Ms. Mayoud works with children in the Hôpital Lyon Sud, including those in end-of-life care, and she uses colors, perfume, and music as part of her therapy. If patients can’t leave their beds to go to a museum, she brings the artwork of their choice to them. “It takes you outside your own suffering,” she says. “It creates a window into reverie.”

Le Hamo began offering workshops and guided visits to the museum in September for small groups of people who are neurodiverse or struggling with mental health.“We look for something participatory, but even just walking in the museum is fascinating for them,” says Sannah Sadiq, a volunteer with J’imaginerais, a nonprofit arranging group visits.
Colette Davidson

“Art by prescription”

Although some of the museum therapy initiatives were already in the works prior to the COVID-19 pandemic, administrators have increasingly seen their relevance in the years since. The number of diagnoses of depression among French people of ages 18-24 has nearly doubled since 2017, according to an October 2023 study by France’s national public health agency. And psychiatric consultations among university students have risen by 30% in the past two years.

In 2022, the MO.CO. Contemporary Art Museum in Montpellier, France, created its project “Art sur ordonnance” – “Art by prescription” – with mental health in mind. In collaboration with the University Hospital of Montpellier, small groups, mostly made up of young people, visit exhibitions, meet artists, and engage in related workshops.

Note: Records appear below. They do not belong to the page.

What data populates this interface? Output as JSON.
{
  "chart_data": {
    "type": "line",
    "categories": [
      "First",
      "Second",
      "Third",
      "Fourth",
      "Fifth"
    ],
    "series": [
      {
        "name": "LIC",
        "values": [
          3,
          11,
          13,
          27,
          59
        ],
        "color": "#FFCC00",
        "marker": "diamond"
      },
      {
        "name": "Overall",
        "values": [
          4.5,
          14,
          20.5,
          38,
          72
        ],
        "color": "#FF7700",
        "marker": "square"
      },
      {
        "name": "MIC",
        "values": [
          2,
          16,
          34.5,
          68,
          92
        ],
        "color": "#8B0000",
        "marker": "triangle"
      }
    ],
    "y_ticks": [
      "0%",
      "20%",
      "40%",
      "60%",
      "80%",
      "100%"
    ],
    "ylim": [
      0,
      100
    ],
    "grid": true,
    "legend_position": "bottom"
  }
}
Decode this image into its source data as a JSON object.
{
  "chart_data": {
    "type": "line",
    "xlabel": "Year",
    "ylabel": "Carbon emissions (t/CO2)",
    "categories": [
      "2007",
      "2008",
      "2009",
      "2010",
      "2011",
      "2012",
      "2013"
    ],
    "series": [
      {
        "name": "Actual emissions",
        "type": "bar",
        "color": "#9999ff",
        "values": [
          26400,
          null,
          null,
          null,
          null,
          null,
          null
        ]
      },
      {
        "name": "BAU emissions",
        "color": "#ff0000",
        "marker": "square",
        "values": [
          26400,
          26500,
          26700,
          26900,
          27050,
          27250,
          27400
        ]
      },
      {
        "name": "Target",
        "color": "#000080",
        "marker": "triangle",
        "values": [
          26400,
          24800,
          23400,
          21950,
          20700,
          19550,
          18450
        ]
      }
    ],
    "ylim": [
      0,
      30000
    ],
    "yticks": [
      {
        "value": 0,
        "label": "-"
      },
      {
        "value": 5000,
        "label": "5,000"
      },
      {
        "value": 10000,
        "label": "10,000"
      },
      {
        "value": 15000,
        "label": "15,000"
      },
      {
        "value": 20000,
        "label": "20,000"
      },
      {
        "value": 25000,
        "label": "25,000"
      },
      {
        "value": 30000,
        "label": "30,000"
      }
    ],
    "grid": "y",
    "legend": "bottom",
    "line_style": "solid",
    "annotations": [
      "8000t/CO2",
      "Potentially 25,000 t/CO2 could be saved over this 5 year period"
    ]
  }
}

“Many of these people have broken with social and physical activities, and are no longer in touch with their emotions or what they like to do,” says Stéphanie Delpeuch, manager of public services at MO.CO. “They come here and can get back into life through art and culture.”

Museum operators say they want to use their spaces to help build community, which means adapting them to each group’s needs. That can translate to bringing groups into museum spaces when they are closed to the general public or selecting pieces ahead of time that will reduce anxiety, not add to it. One of the ultimate goals is to help participants re-create social links.

At the Palais de Tokyo, Le Hamo acts as a bridge between the health care sphere and the general exhibition area of the museum. That’s been an important part of participants’ personal care paths, which can look different for everyone, administrators say.

For the four young visitors diagnosed with autism, Le Hamo is a welcome respite after their morning visit to the museum. There, some members of the group wanted to touch the intricate beading and colorful threads on the tapestry of “Infinite Vessel” or lie down on the red carpet inside the gauzy tent. They were not allowed, but inside Le Hamo, interacting with art is not just permitted – it is the goal.

“The starting point is a person’s confrontation with art, but here, we can re-center our emotions, touch materials, discuss the art, and share a moment together,” says Marion Buchloh-Kollerbohm, head of cultural mediation at the Palais de Tokyo. “It’s all about inclusion, exchange, and finding common ground.”